# IND-CCA insecurity of modified CBC encrypt + MAC scheme

I've been puzzling over the following proof for the past couple of days.

Since a block cipher in CBC mode can be used to build both an IND-CPA secure encryption scheme and a EUF-CMA secure block, a common mistake made in “roll-your-own” cryptosystems is to try to use the last ciphertext block to compute a MAC on the plaintext, e.g. to encrypt the message m, we compute the ciphertext $$c = \verb|CBCEncrypt|^E _K(m)$$, let $$c^∗$$ be the last block, compute tag $$\tau = E_K(c^*)$$. and use $$⟨c, τ⟩$$ as an “authenticated encryption” scheme. Prove that this scheme fails to provide chosen-ciphertext security.

I'm making the assumption that an encryption oracle for $$\verb|CBCEncrypt|^{E}_K(m)$$ uniformly chooses an IV and then makes it public after encryption. Also, $$E_K$$ is the block function.

One security issue that comes to mind is that the tag of a message in this scheme relies only on the last block of ciphertext, not the rest of the message. However, since each IV is random and unpredictable, I don't see how an adversary could exploit this.
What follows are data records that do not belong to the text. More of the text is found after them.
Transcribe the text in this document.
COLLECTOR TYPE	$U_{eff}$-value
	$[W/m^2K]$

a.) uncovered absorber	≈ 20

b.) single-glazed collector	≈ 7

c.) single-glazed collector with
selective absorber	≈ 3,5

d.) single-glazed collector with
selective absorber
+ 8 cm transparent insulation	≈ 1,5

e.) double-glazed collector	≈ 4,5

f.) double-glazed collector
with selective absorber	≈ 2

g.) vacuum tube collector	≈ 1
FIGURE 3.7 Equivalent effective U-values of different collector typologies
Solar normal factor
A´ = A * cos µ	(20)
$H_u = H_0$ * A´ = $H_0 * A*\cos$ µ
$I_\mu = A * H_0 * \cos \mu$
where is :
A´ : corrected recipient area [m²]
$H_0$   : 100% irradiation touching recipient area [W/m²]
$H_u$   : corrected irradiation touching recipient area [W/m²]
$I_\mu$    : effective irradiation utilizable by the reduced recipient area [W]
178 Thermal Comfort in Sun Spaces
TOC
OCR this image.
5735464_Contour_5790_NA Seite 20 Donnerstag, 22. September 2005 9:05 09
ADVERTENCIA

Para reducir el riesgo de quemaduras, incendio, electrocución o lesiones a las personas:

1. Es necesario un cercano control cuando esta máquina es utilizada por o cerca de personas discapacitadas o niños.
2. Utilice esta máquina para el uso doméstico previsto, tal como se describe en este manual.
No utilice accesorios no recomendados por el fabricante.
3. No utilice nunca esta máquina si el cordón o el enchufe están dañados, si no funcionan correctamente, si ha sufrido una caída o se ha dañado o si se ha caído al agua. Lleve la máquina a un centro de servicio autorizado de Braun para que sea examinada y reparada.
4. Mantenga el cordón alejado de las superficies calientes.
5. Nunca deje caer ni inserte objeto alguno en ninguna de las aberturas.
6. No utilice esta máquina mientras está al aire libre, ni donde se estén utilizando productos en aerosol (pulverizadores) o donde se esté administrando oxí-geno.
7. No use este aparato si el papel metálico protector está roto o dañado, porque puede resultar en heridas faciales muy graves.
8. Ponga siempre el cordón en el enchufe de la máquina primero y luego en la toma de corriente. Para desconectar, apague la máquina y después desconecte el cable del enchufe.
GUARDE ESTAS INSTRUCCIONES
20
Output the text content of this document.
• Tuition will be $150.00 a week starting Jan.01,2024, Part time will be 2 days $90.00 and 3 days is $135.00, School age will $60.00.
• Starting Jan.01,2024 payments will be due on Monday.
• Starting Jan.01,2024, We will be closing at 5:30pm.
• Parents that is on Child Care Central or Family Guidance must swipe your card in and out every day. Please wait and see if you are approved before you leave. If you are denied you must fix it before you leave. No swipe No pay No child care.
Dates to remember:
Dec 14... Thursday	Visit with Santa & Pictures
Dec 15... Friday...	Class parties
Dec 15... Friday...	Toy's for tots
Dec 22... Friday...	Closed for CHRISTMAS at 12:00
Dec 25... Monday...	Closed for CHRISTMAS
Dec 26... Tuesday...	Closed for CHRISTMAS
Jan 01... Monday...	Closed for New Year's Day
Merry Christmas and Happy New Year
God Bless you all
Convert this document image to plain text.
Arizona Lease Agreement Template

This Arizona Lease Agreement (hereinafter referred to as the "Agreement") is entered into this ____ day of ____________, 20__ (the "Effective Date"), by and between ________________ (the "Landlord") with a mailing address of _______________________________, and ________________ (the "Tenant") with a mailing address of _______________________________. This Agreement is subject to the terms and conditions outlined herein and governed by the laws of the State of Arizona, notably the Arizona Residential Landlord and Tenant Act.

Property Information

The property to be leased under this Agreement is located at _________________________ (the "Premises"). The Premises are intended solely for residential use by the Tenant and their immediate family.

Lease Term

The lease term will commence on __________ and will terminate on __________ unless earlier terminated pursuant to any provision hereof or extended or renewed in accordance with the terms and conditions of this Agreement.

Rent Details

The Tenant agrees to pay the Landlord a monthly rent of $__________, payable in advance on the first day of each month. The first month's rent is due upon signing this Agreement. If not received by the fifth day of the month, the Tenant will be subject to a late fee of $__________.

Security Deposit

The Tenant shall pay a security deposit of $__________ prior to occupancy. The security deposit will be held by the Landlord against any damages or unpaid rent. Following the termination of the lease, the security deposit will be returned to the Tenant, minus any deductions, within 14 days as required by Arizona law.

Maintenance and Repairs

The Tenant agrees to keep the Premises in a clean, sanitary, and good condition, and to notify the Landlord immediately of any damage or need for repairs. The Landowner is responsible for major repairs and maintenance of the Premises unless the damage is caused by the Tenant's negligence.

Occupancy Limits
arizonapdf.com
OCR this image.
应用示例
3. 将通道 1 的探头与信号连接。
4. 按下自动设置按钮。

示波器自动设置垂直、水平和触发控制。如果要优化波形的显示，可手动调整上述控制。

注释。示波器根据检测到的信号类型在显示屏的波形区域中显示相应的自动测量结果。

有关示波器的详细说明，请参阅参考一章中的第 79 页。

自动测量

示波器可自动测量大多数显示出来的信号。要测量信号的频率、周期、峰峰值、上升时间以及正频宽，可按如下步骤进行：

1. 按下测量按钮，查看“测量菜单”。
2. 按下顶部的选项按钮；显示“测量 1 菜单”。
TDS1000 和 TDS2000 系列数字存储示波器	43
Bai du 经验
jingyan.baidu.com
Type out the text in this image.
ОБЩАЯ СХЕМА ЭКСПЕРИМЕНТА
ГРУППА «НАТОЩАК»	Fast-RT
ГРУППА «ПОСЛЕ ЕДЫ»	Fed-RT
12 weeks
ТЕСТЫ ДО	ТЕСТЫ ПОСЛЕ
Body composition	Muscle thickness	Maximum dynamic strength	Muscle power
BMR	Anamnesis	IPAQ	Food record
Another thought I had was if an adversary could compute a valid tag $$\tau_{\tau}$$, then they could decrypt $$⟨\tau, \tau_{\tau}⟩$$ and check whether or not the resultant decryption (with IV=0) is equal to the last block of the corresponding ciphertext $$\tau$$ was generated from. But again, I can't see how an adversary could compute $$\tau_{\tau}$$.

Any help would be appreciated.

• No idea if it's exploitable, but at the very minimum, it defeats the purpose of Encrypt then MAC which is done so that you don't decrypt before verifying. If one of the intermediate cipher text blocks is tampered, the verification will succeed & you will know something is wrong only after you do the decryption. – user93353 Mar 19 at 1:13

So, what would happen if the adversary took a valid $$⟨c, \tau⟩$$ pair and modified $$c$$ by repeating the last block, that is, converting it into the pair $$⟨c || c^*, \tau⟩$$ and forwarding that to the decryptor?